Imagine this: free college tuition for everyone, and all we have to do is impose a tiny tax on big-money financial institutions when they buy and sell shares of stock. Maybe that sounds good on the surface, but it doesn’t pass a freshman economics class.
U.S. Senator Bernie Sanders (I-VT) is one politician who disagrees. He continues to call for what is known as a financial transaction tax (FTT) on investors in order to fund tuition-free higher education. But what Senator Sanders fails to recognize is that this tax would hurt every investor in America – including the hard-working people and savers he has spent his life advocating for.
In the words of Burton Malkiel, professor of economics at Princeton University, “Wall Street would not foot the bill for the presumed $150 billion tax. In fact, the tax would simply be added to the cost of doing business, burdening all investors, including 401(k) plans, IRAs and mutual funds.”

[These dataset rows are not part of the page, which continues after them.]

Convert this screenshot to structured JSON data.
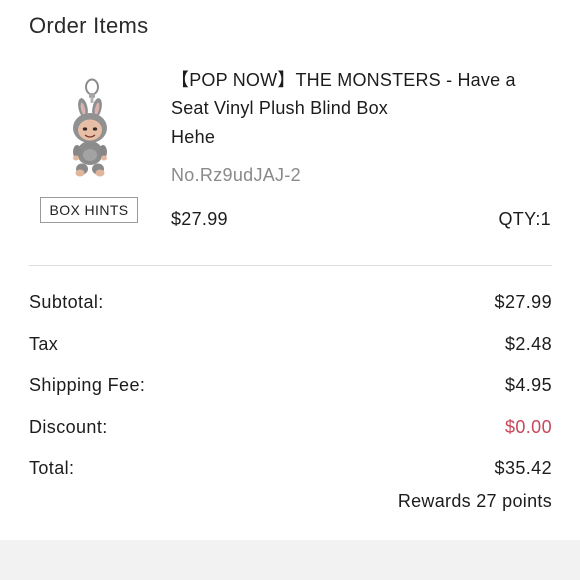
{
  "section": {
    "title": "Order Items"
  },
  "product": {
    "image_icon": "monster-plush-keychain-figure",
    "box_hints_label": "BOX HINTS",
    "name": "【POP NOW】THE MONSTERS - Have a Seat Vinyl Plush Blind Box",
    "variant": "Hehe",
    "sku": "No.Rz9udJAJ-2",
    "price": "$27.99",
    "qty": "QTY:1"
  },
  "summary": {
    "subtotal_label": "Subtotal:",
    "subtotal_value": "$27.99",
    "tax_label": "Tax",
    "tax_value": "$2.48",
    "shipping_label": "Shipping Fee:",
    "shipping_value": "$4.95",
    "discount_label": "Discount:",
    "discount_value": "$0.00",
    "total_label": "Total:",
    "total_value": "$35.42",
    "rewards": "Rewards 27 points"
  },
  "colors": {
    "discount": "#c8475a",
    "muted_text": "#8a8a8a",
    "divider": "#dcdcdc",
    "footer_band": "#f2f2f2"
  }
}
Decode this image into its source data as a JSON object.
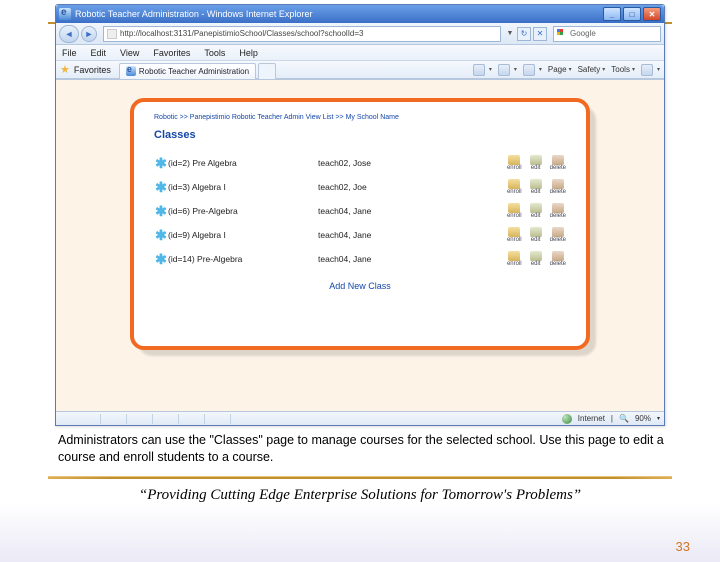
{
  "window": {
    "title": "Robotic Teacher Administration - Windows Internet Explorer",
    "url": "http://localhost:3131/PanepistimioSchool/Classes/school?schoolId=3",
    "search_placeholder": "Google",
    "menu": [
      "File",
      "Edit",
      "View",
      "Favorites",
      "Tools",
      "Help"
    ],
    "fav_label": "Favorites",
    "tab_label": "Robotic Teacher Administration",
    "toolbar": {
      "page": "Page",
      "safety": "Safety",
      "tools": "Tools"
    },
    "status": {
      "zone": "Internet",
      "zoom": "90%"
    }
  },
  "page": {
    "breadcrumb": "Robotic >> Panepistimio Robotic Teacher Admin View List >> My School Name",
    "heading": "Classes",
    "rows": [
      {
        "class": "(id=2) Pre Algebra",
        "teacher": "teach02, Jose"
      },
      {
        "class": "(id=3) Algebra I",
        "teacher": "teach02, Joe"
      },
      {
        "class": "(id=6) Pre-Algebra",
        "teacher": "teach04, Jane"
      },
      {
        "class": "(id=9) Algebra I",
        "teacher": "teach04, Jane"
      },
      {
        "class": "(id=14) Pre-Algebra",
        "teacher": "teach04, Jane"
      }
    ],
    "actions": {
      "enroll": "enroll",
      "edit": "edit",
      "delete": "delete"
    },
    "add_new": "Add New Class"
  },
  "slide": {
    "caption": "Administrators can use the \"Classes\" page to manage courses for the selected school.  Use this page to edit a course and enroll students to a course.",
    "tagline": "“Providing Cutting Edge Enterprise Solutions for Tomorrow's Problems”",
    "pagenum": "33"
  }
}
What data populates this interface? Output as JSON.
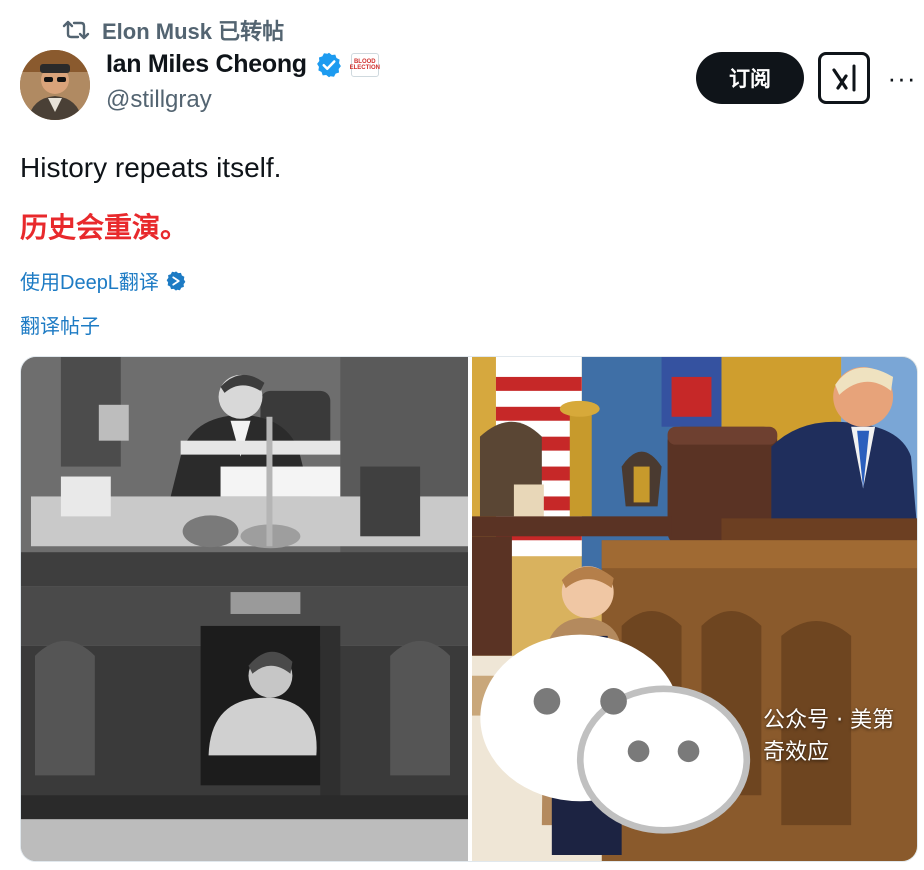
{
  "repost": {
    "label": "Elon Musk 已转帖"
  },
  "author": {
    "name": "Ian Miles Cheong",
    "handle": "@stillgray",
    "affiliation_badge": "BLOOD ELECTION"
  },
  "actions": {
    "subscribe_label": "订阅",
    "more_label": "···"
  },
  "post": {
    "text_en": "History repeats itself.",
    "text_zh": "历史会重演。",
    "translate_label": "使用DeepL翻译",
    "translate_post_label": "翻译帖子"
  },
  "media": {
    "watermark": "公众号 · 美第奇效应"
  },
  "colors": {
    "accent_blue": "#1d9bf0",
    "link_blue": "#1d7bc4",
    "red_text": "#e8292c",
    "text_primary": "#0f1419",
    "text_secondary": "#536471"
  }
}
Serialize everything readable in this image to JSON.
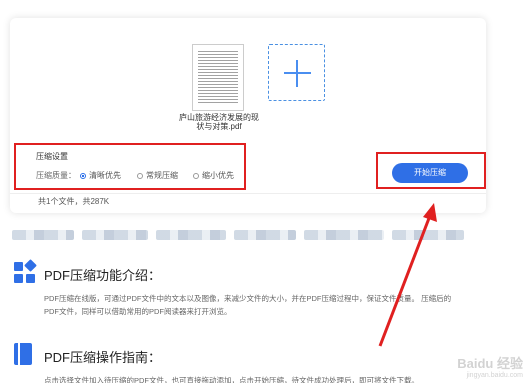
{
  "upload": {
    "file_name": "庐山旅游经济发展的现状与对策.pdf",
    "add_file_icon": "plus-icon"
  },
  "settings": {
    "title": "压缩设置",
    "quality_label": "压缩质量：",
    "options": [
      "清晰优先",
      "常规压缩",
      "缩小优先"
    ],
    "selected": "清晰优先"
  },
  "actions": {
    "start_label": "开始压缩"
  },
  "status": {
    "file_count": "共1个文件，共287K"
  },
  "sections": [
    {
      "icon": "grid-blocks-icon",
      "title": "PDF压缩功能介绍：",
      "text_line1": "PDF压缩在线版，可通过PDF文件中的文本以及图像，来减少文件的大小，并在PDF压缩过程中，保证文件质量。 压缩后的",
      "text_line2": "PDF文件，同样可以借助常用的PDF阅读器来打开浏览。"
    },
    {
      "icon": "book-icon",
      "title": "PDF压缩操作指南：",
      "text_line1": "点击选择文件加入待压缩的PDF文件，也可直接拖动添加，点击开始压缩，待文件成功处理后，即可将文件下载。"
    }
  ],
  "watermark": {
    "brand": "Baidu 经验",
    "url": "jingyan.baidu.com"
  },
  "colors": {
    "accent": "#2f6fe6",
    "highlight": "#e02020"
  }
}
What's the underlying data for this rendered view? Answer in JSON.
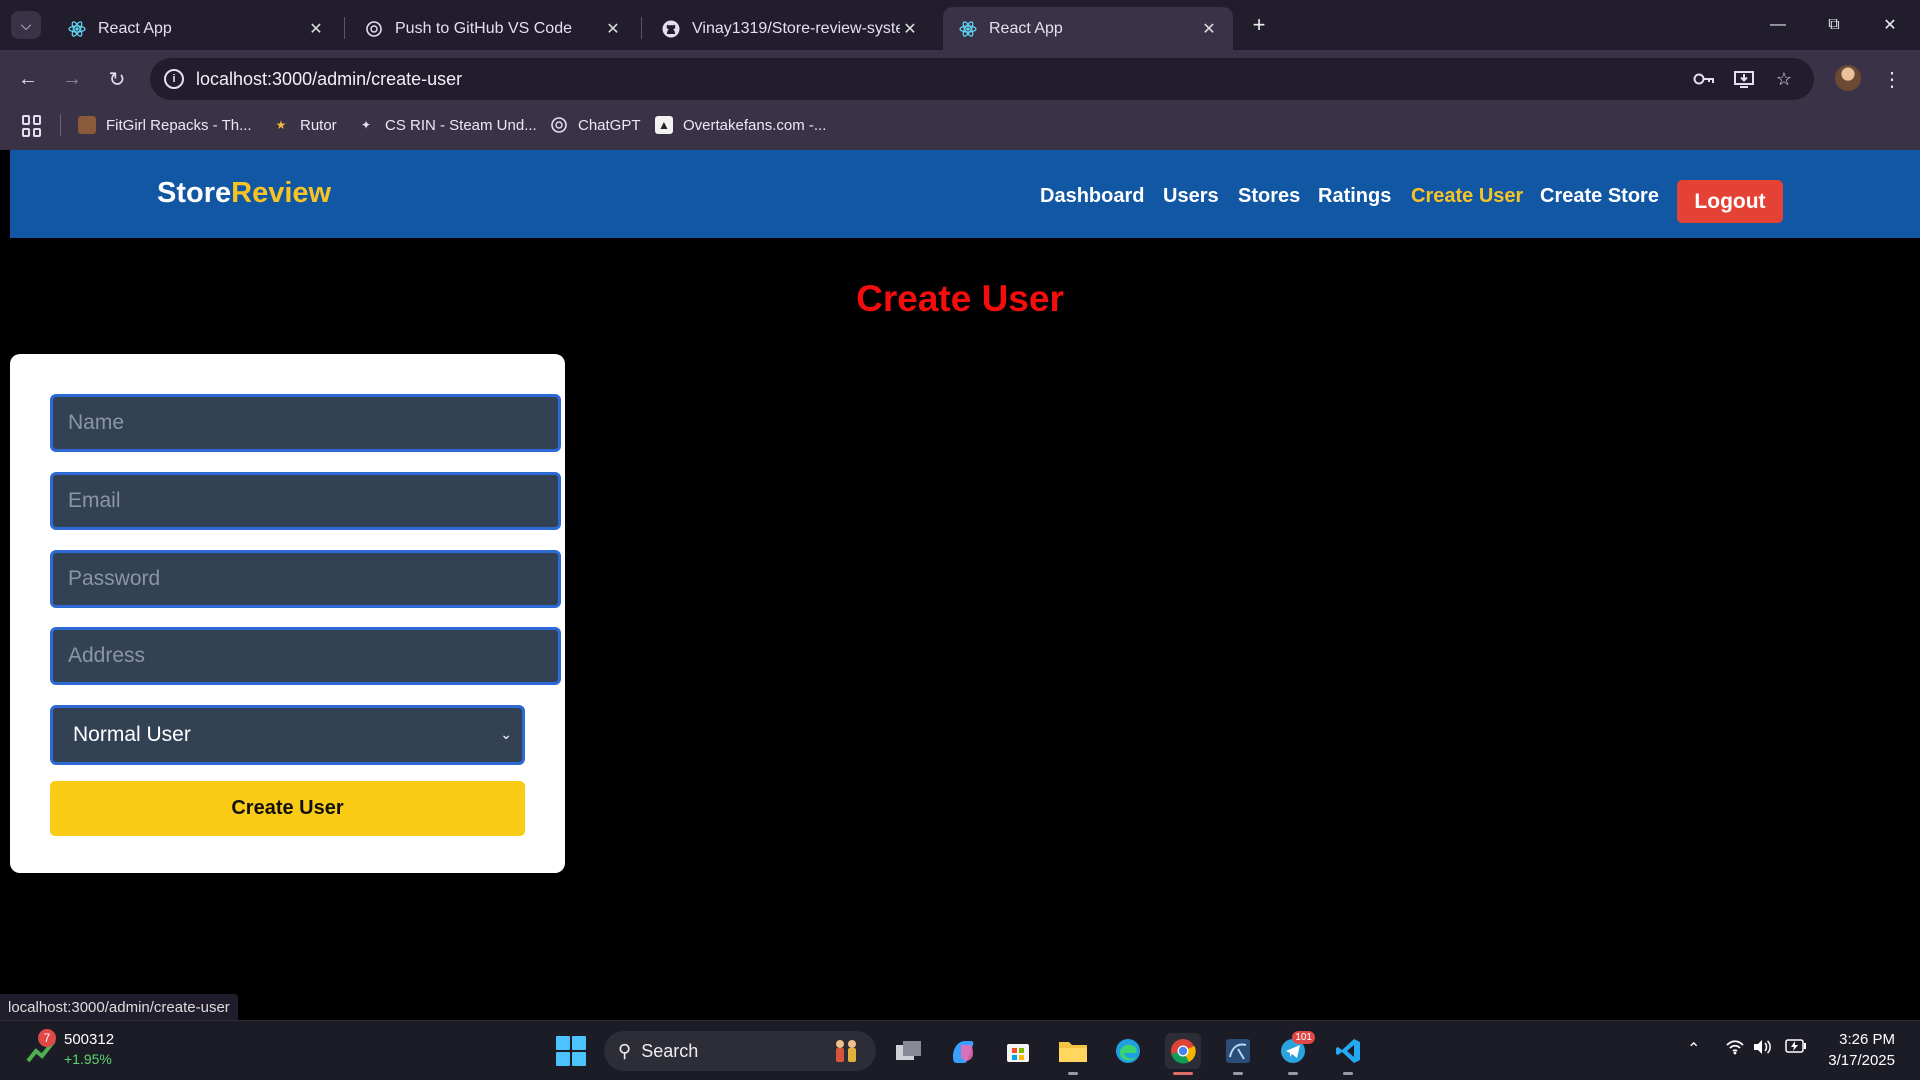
{
  "browser": {
    "tabs": [
      {
        "title": "React App",
        "active": false
      },
      {
        "title": "Push to GitHub VS Code",
        "active": false
      },
      {
        "title": "Vinay1319/Store-review-system",
        "active": false
      },
      {
        "title": "React App",
        "active": true
      }
    ],
    "url": "localhost:3000/admin/create-user",
    "bookmarks": [
      {
        "label": "FitGirl Repacks - Th..."
      },
      {
        "label": "Rutor"
      },
      {
        "label": "CS RIN - Steam Und..."
      },
      {
        "label": "ChatGPT"
      },
      {
        "label": "Overtakefans.com -..."
      }
    ],
    "status_url": "localhost:3000/admin/create-user"
  },
  "app": {
    "brand_main": "Store",
    "brand_accent": "Review",
    "nav": {
      "dashboard": "Dashboard",
      "users": "Users",
      "stores": "Stores",
      "ratings": "Ratings",
      "create_user": "Create User",
      "create_store": "Create Store"
    },
    "logout": "Logout",
    "page_title": "Create User",
    "form": {
      "name_placeholder": "Name",
      "email_placeholder": "Email",
      "password_placeholder": "Password",
      "address_placeholder": "Address",
      "role_selected": "Normal User",
      "submit_label": "Create User"
    },
    "colors": {
      "navbar": "#1257a4",
      "accent": "#f7c325",
      "title": "#f50d0d",
      "logout": "#e54236",
      "submit": "#facc15",
      "input_bg": "#334155",
      "input_border": "#2e6ad6"
    }
  },
  "taskbar": {
    "stock_badge": "7",
    "stock_value": "500312",
    "stock_change": "+1.95%",
    "search_label": "Search",
    "telegram_badge": "101",
    "time": "3:26 PM",
    "date": "3/17/2025"
  }
}
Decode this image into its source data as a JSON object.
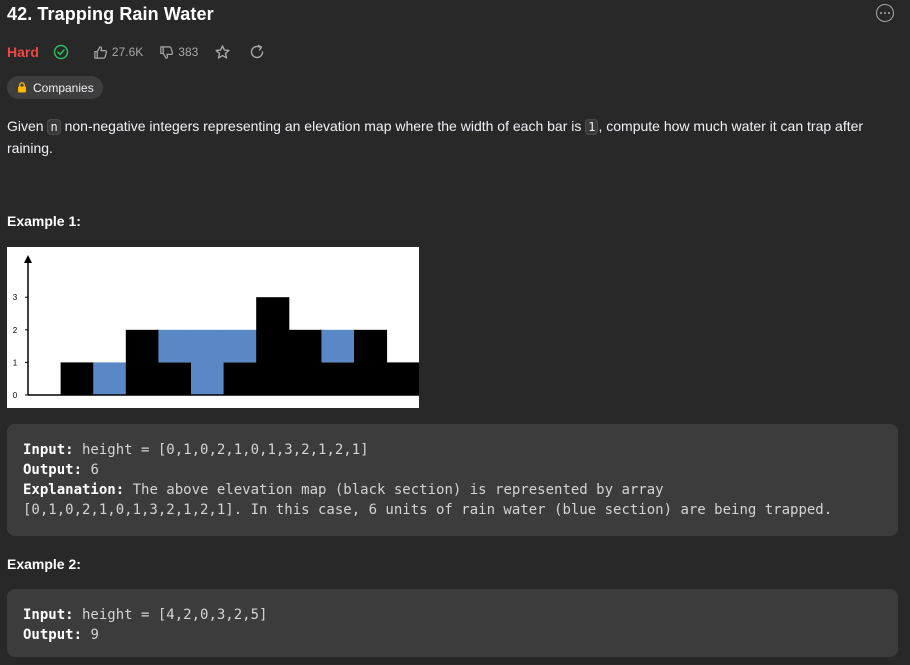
{
  "problem": {
    "title": "42. Trapping Rain Water",
    "difficulty": "Hard",
    "likes": "27.6K",
    "dislikes": "383",
    "companies_label": "Companies",
    "description": {
      "part1": "Given ",
      "code_n": "n",
      "part2": " non-negative integers representing an elevation map where the width of each bar is ",
      "code_1": "1",
      "part3": ", compute how much water it can trap after raining."
    }
  },
  "example1": {
    "title": "Example 1:",
    "input_label": "Input:",
    "input_value": " height = [0,1,0,2,1,0,1,3,2,1,2,1]",
    "output_label": "Output:",
    "output_value": " 6",
    "explanation_label": "Explanation:",
    "explanation_value": " The above elevation map (black section) is represented by array",
    "explanation_line2": "[0,1,0,2,1,0,1,3,2,1,2,1]. In this case, 6 units of rain water (blue section) are being trapped."
  },
  "example2": {
    "title": "Example 2:",
    "input_label": "Input:",
    "input_value": " height = [4,2,0,3,2,5]",
    "output_label": "Output:",
    "output_value": " 9"
  },
  "chart_data": {
    "type": "bar",
    "heights": [
      0,
      1,
      0,
      2,
      1,
      0,
      1,
      3,
      2,
      1,
      2,
      1
    ],
    "water": [
      0,
      0,
      1,
      0,
      1,
      2,
      1,
      0,
      0,
      1,
      0,
      0
    ],
    "yticks": [
      "0",
      "1",
      "2",
      "3"
    ],
    "ylim": [
      0,
      4
    ],
    "bar_color": "#000000",
    "water_color": "#5a87c6"
  },
  "icons": {
    "solved": "check-circle-icon",
    "like": "thumb-up-icon",
    "dislike": "thumb-down-icon",
    "favorite": "star-icon",
    "share": "share-icon",
    "lock": "lock-icon",
    "more": "more-icon"
  }
}
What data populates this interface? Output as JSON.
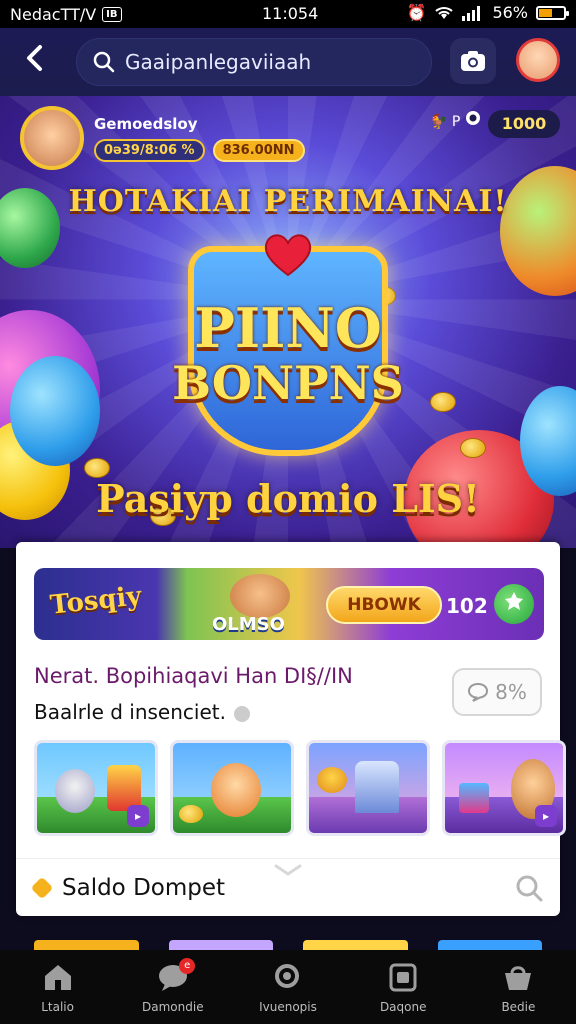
{
  "status_bar": {
    "carrier": "NedacTT/V",
    "badge": "IB",
    "time": "11:054",
    "battery": "56%",
    "battery_level": 0.56
  },
  "header": {
    "search_text": "Gaaipanlegaviiaah"
  },
  "banner": {
    "profile_name": "Gemoedsloy",
    "profile_stat": "0ə39/8:06 %",
    "profile_coins": "836.00NN",
    "coin_badge": "P",
    "coin_total": "1000",
    "headline": "HOTAKIAI PERIMAINAI!",
    "logo_line1": "PIINO",
    "logo_line2": "BONPNS",
    "subline": "Pasiyp domio LIS!"
  },
  "card": {
    "promo_logo": "Tosqiy",
    "promo_tag": "OLMSO",
    "promo_button": "HBOWK",
    "promo_count": "102",
    "title": "Nerat. Bopihiaqavi Han DI§//IN",
    "subtitle": "Baalrle d insenciet.",
    "percent_chip": "8%",
    "wallet_label": "Saldo Dompet"
  },
  "nav": {
    "items": [
      {
        "label": "Ltalio",
        "icon": "home-icon"
      },
      {
        "label": "Damondie",
        "icon": "chat-icon",
        "badge": "e"
      },
      {
        "label": "Ivuenopis",
        "icon": "search-icon"
      },
      {
        "label": "Daqone",
        "icon": "calendar-icon"
      },
      {
        "label": "Bedie",
        "icon": "basket-icon"
      }
    ]
  },
  "colors": {
    "header_bg": "#1d1b55",
    "banner_gold": "#ffd23f",
    "card_title": "#6b1a6b",
    "coin_orange": "#f5b21c",
    "nav_bg": "#0a0a0a"
  }
}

Unfortunately, Senator Sanders appears to be ignoring the warning of a wise market thinker. He is trying to provide middle-class and lower-income families with access to free college by taxing households with retirement investments and universities managing endowment funds.
University endowments are a collection of donations that are utilized to help fund financial aid, research and capital-intensive projects across campuses. By investing endowment funds across asset classes and markets, universities hope to realize returns that can be put toward assisting lower-income students, paying educators and supporting research.